Container Support

I was not able to finish the work on time; however, I came up with a few solutions that have pros and cons.

I attached some patch files (git diff) to this issue and they have the following significance:

1. dynamicload.patch - The permissions are loaded from RegistryAccessPolicy that is also used by the token server. This solution may impact the overall performance of the endpoint because it iterates through all repositories within the registry.
2. hardcoded.patch - Useful only when we will not allow administrators to modify the access policy. It follows the code snippet from https://docs.pulpproject.org/pulpcore/plugins/plugin-writer/concepts/rbac/queryset_scoping.html#manually-implementing-queryset-scoping.
3. guardian-hardcoded.patch - The simplest way of achieving the same result as in hardcoded.patch. It benefits from https://django-guardian.readthedocs.io/en/stable/api/guardian.mixins.html?highlight=queryset#guardian.mixins.PermissionListMixin.

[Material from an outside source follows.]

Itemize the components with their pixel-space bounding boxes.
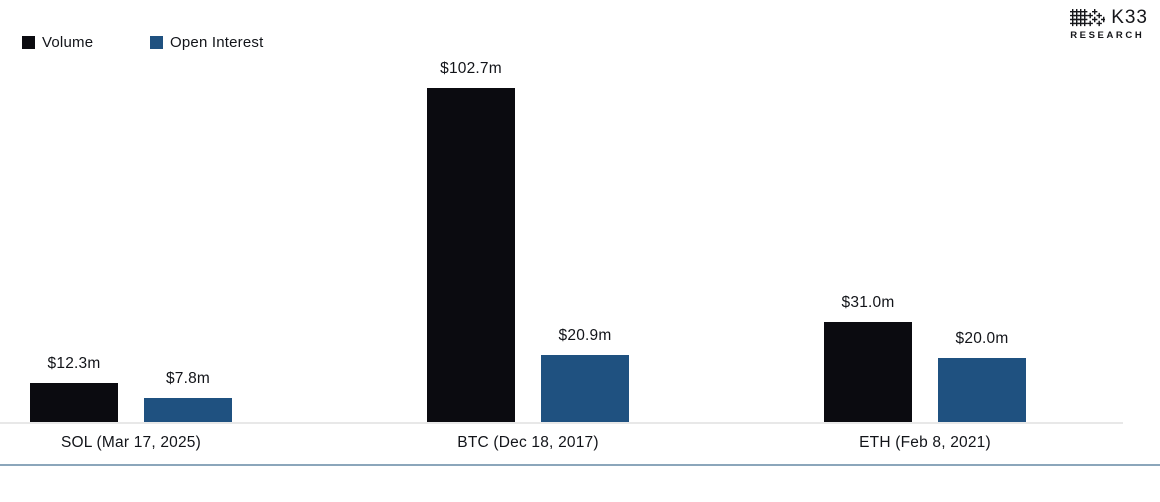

In every scenario I used the permission pull/pull_containerdistribution. I am not sure whether this should be rather view_containerdistribution.

At the moment, all authenticated users are allowed to access the catalog endpoint (the first bullet point from the previous comment is therefore fulfilled).

PR: https://github.com/pulp/pulp_container/pull/265

Applied in changeset 8ca2f0e88462f78c76423cce8af838d8d3676e85.